Selain melancarkan serangan dan ekspedisi militer, Majapahit juga menempuh jalan diplomasi dengan menjalin persekutuan. Namun karena didorong alasan politik, Hayam Wuruk berhasrat mempersunting Dyah Pitaloka dari Kerajaan Sunda. Pada waktu itu Raja Hayam Wuruk bermaksud mengambil putri dari Sunda, Dyah Pitaloka sebagai permaisurinya. Lamaran Hayam Wuruk diterima pihak Kerajaan Sunda dimana selanjutnya rombongan besar Kerajaan Sunda datang ke Majapahit. Namun setelah rombongan putri dan ayahnya telah sampai di Majapahit, timbul perselisihan. Gajah Mada tidak menghendaki perkawinan Raja Hayam Wuruk dengan Dyah Pitaloka dilangsungkan begitu saja. Gajah Mada menginginkan agar pernikahan itu menjadi wujud pengakuan ketundukan Sunda terhadap Majapahit. Para pembesar Sunda tidak setuju dengan sikap Gajah Mada tersebut. Akhirnya tempat kediaman rombongan Kerajaan Sunda dikepung dan diserang tantara Majapahit. Terjadilah peperangan di Bubat yang menyebabkan semua rombongan Sunda gugur. Dyah Pitaloka melakukan bunuh diri setelah ayah dan seluruh rombongan gugur dalam pertempuran. Peristiwa ini dikemukakan secara panjang lebar dalam Kitab Pararaton dan Kidung Sundayana. Politik Majapahit untuk menyatukan nusantara pun berakhir pada tahun 1357 M akibat terjadinya Perang Bubat itu.
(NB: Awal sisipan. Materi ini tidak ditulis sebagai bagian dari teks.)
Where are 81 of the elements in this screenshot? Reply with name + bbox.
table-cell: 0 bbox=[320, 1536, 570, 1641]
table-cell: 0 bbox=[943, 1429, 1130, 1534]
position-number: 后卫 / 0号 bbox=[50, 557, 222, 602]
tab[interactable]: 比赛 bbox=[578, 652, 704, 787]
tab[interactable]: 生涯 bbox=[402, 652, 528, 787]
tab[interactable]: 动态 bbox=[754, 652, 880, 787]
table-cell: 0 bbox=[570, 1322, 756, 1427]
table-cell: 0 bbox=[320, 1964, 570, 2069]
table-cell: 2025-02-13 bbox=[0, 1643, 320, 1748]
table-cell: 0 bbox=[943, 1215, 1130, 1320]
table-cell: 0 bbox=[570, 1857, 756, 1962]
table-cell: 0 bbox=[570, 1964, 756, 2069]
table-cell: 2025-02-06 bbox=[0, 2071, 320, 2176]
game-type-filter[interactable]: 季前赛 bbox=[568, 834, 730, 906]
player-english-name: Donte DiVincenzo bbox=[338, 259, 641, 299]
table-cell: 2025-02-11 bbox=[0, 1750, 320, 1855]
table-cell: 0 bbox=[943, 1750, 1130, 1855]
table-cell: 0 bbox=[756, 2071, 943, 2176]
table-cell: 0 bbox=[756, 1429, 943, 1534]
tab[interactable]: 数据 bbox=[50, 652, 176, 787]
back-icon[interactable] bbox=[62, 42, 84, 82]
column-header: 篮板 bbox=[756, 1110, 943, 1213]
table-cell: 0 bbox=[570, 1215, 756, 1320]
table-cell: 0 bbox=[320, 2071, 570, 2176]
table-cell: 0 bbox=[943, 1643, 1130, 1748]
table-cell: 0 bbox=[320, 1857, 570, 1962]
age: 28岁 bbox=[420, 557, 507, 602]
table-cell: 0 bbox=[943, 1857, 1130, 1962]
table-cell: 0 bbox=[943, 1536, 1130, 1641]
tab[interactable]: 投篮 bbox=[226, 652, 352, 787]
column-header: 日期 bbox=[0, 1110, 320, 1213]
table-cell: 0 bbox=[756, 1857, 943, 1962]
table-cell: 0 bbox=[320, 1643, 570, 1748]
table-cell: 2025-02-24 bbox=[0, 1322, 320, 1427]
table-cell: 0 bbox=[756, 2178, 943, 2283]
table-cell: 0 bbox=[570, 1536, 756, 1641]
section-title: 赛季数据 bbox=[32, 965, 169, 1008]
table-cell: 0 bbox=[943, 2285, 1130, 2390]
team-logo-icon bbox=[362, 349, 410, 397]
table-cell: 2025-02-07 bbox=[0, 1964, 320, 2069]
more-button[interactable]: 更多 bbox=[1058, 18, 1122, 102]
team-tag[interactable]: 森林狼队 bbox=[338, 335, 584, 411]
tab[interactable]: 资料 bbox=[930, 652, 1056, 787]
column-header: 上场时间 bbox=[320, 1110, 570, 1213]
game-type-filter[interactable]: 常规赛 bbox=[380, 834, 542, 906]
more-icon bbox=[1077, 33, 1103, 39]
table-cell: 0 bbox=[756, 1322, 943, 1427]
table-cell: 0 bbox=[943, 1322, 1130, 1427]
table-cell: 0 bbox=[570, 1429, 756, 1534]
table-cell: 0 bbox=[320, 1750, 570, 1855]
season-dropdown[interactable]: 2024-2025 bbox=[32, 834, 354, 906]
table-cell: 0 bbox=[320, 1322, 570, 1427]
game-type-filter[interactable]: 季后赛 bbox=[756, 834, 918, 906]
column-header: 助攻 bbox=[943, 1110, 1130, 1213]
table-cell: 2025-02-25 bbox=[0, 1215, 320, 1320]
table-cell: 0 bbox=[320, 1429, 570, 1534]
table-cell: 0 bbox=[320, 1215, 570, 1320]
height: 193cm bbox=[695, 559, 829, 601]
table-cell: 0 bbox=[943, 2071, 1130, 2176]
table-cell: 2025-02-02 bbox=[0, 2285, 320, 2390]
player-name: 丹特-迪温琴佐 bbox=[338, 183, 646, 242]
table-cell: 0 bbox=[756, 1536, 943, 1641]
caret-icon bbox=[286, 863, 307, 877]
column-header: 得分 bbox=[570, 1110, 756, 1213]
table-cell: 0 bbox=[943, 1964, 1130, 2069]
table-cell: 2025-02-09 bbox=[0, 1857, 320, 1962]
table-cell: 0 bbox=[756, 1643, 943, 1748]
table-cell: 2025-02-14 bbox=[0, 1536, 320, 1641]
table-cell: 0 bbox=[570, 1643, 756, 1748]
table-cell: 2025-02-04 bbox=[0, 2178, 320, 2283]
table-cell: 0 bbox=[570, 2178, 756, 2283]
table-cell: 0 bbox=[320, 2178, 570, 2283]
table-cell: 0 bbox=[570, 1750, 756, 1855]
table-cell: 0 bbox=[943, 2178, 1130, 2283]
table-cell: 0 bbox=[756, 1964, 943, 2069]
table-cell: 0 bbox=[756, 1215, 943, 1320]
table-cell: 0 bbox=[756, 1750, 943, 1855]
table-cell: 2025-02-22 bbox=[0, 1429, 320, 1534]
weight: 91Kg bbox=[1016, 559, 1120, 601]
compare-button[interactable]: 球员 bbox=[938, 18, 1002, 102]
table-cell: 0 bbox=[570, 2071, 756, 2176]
Setelah peristiwa Bubat itu, Gajah Mada kemudian “mukti palapa”, mengundurkan diri dari jabatannya meskipun beberapa waktu kemudian ia aktif lagi di pemerintahan. Dalam Kakawin Nagarakratagama disebutkan bahwa Raja Hayam Wuruk pernah menganugerahkan sebuah sima kepada Gajah Mada yang kemudian diberi nama “darmma kasogatan” Makadipura. Di tempat inilah agaknya Gajah Mada diperkirakan menetap selama mukti palapa.

Gajah Mada meninggal dunia pada tahun 1364 M setelah lebih dari 30 tahun mengabdi kepada Majapahit. Raja Hayam Wuruk dan seluruh punggawa Kerajaan Majapahit merasakan dua cita mendalam karena kehilangan tokoh besar Majapahit. Tidak ada seorang sosok pun yang mampu menggantikan kedudukan Gajah Mada. Akibatnya pada masa pemerintahan Hayam Wuruk pernah terjadi kekosongan posisi patih hamangkubhumi selama kurang lebih 3 tahun. Masa kekosongan itu berakhir saat Hayam Wuruk mengangkat Gajah Enggon sebagai patih hamangkubhumi. Sepeninggal Hayam Wuruk, Majapahit pelan-pelan mengalami kemunduran.